A few weeks ago I had to get an x-ray. The technician instructed me to "Put your shoulders down." I tried. No good. "Can you please lower your shoulders?" I tried again. Nothing. The film was going to be as good as it could get with my shoulders raised high and squared.
When I awaken my whole body is tight. My knees lock, my shoulders and back are tight with tension. I try to do a whole body relaxation tightening everything. Hold it. Hold it. I instruct myself. Tighter, tighter, tighter still. Keep going. My teeth clench, gritting with exertion. Tighter, Just when you think you cannot hold it any longer you can hold it even tighter still. Then, as I learned to do, and as I have taught others to do, I say to myself Now, as fast as you can, let it go. I release my body but the muscles do not want to let go. Within a second or two every ounce of tightness has returned.
When you do not say "Ouch" outloud, when you try and hide your pain, emotional and physical, it has to have an outlet somewhere. For me it is all of my body, the enamel on my teeth worn through in places from the gritting - awake and asleep. My breathing is off because I am so tight in my chest. At times I literally forget to breathe, a habit held over from when I had my first chronic pain issue.
When I was 19, while driving, my left thigh went into a severe cramp. I pulled over as I waited for it to subside.
The rest of the day was painfree: I thought I was fine. My friend and I arrived at the hotel and quickly fell into bed and asleep. The next morning my traveling companion asked how I had slept. "Fine. Thanks." "No, you didn't. You woke me with yells of pain. You kept crying out "My leg, my leg hurts."
Soon the whole leg was in pain. I had trouble walking and took to using crutches. Despite the obvious I insisted I was okay. Inside of myself I was not. I learned as a child not to admit to pain. I was not going to do it now. Instead, as I tried to maneuver upstairs or just down the hall, I held in the sounds and with it my breath. After all, sounds are made on the whoosh of an exhale. Don't exhale = no pain noise.
It turned out I had developed a spontaneous stoppage in one of my knee vessels. It started out of the blue and stopped the same way but some of the pain continued. Up the stairs, for instance, stop breathing. Try to run, hold your breath. No pain, no gain? No, no sound, no pain.

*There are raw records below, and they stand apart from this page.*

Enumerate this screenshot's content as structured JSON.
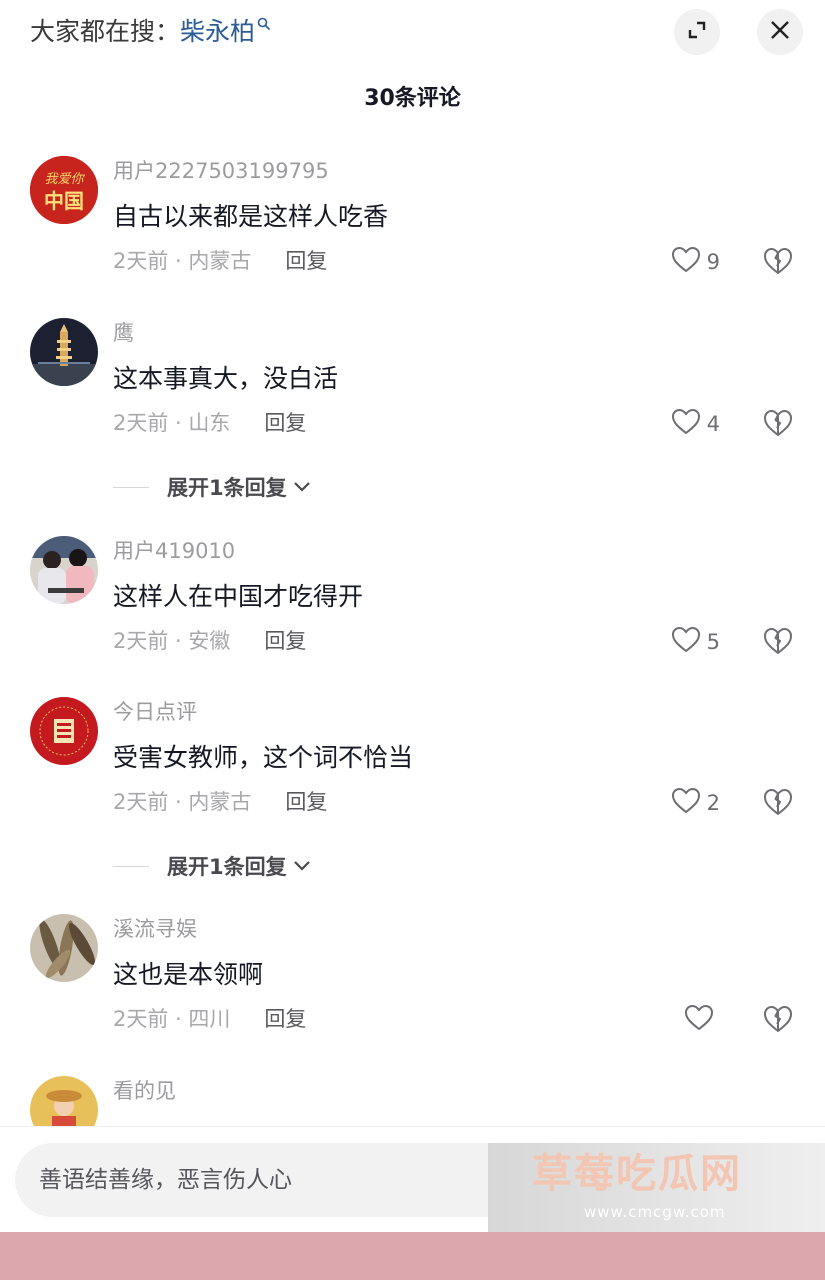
{
  "header": {
    "search_prefix": "大家都在搜：",
    "search_keyword": "柴永柏",
    "expand_icon": "expand-icon",
    "close_icon": "close-icon"
  },
  "title": "30条评论",
  "comments": [
    {
      "user": "用户2227503199795",
      "text": "自古以来都是这样人吃香",
      "time_loc": "2天前 · 内蒙古",
      "reply": "回复",
      "likes": "9"
    },
    {
      "user": "鹰",
      "text": "这本事真大，没白活",
      "time_loc": "2天前 · 山东",
      "reply": "回复",
      "likes": "4"
    },
    {
      "user": "用户419010",
      "text": "这样人在中国才吃得开",
      "time_loc": "2天前 · 安徽",
      "reply": "回复",
      "likes": "5"
    },
    {
      "user": "今日点评",
      "text": "受害女教师，这个词不恰当",
      "time_loc": "2天前 · 内蒙古",
      "reply": "回复",
      "likes": "2"
    },
    {
      "user": "溪流寻娱",
      "text": "这也是本领啊",
      "time_loc": "2天前 · 四川",
      "reply": "回复",
      "likes": ""
    },
    {
      "user": "看的见",
      "text": "",
      "time_loc": "",
      "reply": "",
      "likes": ""
    }
  ],
  "expand_replies": [
    "展开1条回复",
    "展开1条回复"
  ],
  "avatar_texts": {
    "a1": "我爱你中国"
  },
  "input": {
    "placeholder": "善语结善缘，恶言伤人心"
  },
  "watermark": {
    "title": "草莓吃瓜网",
    "url": "www.cmcgw.com"
  },
  "colors": {
    "keyword": "#2a5c96",
    "band": "#dca8ae",
    "watermark_text": "#f3c5b3"
  }
}
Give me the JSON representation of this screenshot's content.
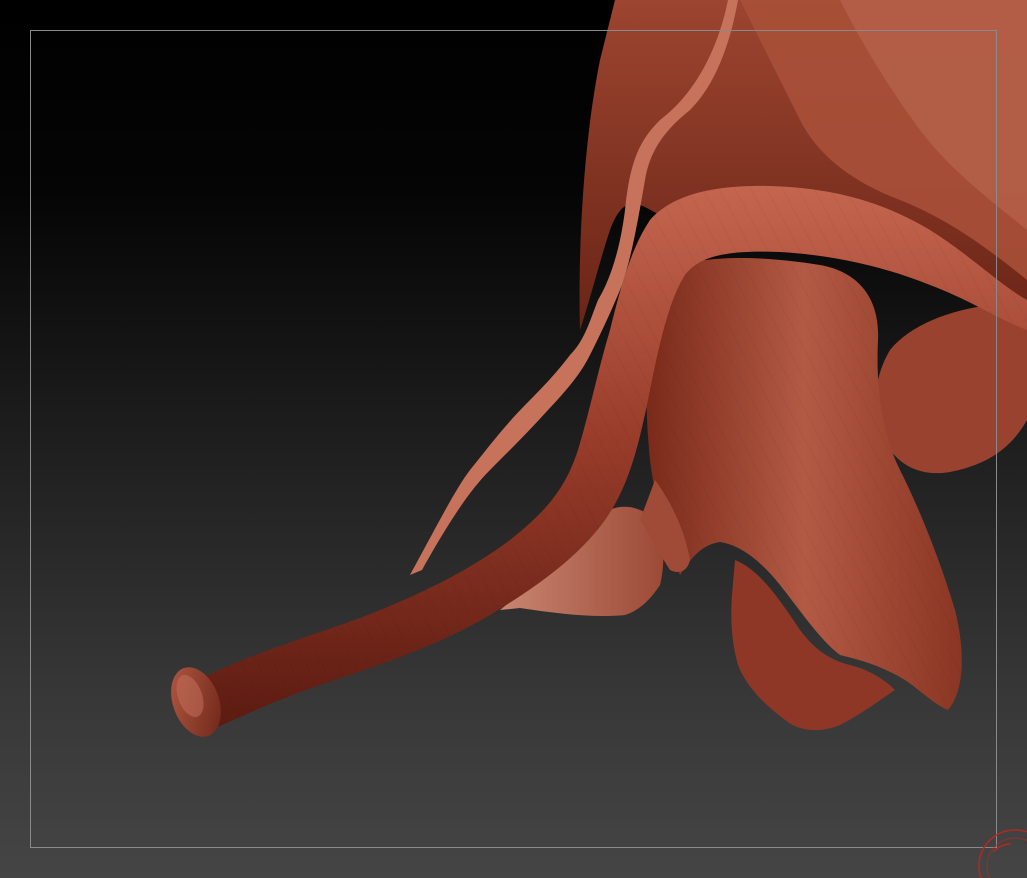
{
  "app": {
    "canvas_background_top": "#000000",
    "canvas_background_bottom": "#454545",
    "frame_color": "#8a8a8a"
  },
  "model": {
    "description_icon": "sculpted-flower-mesh",
    "material_base_color": "#8e3a2a",
    "material_highlight_color": "#c2604a",
    "material_shadow_color": "#4a160e"
  },
  "gizmo": {
    "icon": "navigation-gyro-icon",
    "color": "#b02a20"
  }
}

The habit stayed with me. Once the pain of the trigeminal neuralgia started, my body, especially my shoulders, took the brunt of the 'hold in the pain' behavior. Higher and higher, tighter and tighter I held my shoulders. Fence in that pain. Keep it quiet. Don't let it breathe.
I am trying to teach myself to breathe no matter if there is pain or not. The lesson is so well learnt that I forget to breathe during a walk or even talking. My brother, many years ago, told me he would get me breathing lessons for a Christmas present. Maybe that is not such a bad idea.
Maybe the better idea is learning to let go. Accepting that it is okay to let the pain out in words and sounds. Maybe, finally, it is time to give my shoulders, body, and mind a rest from all the holding it in.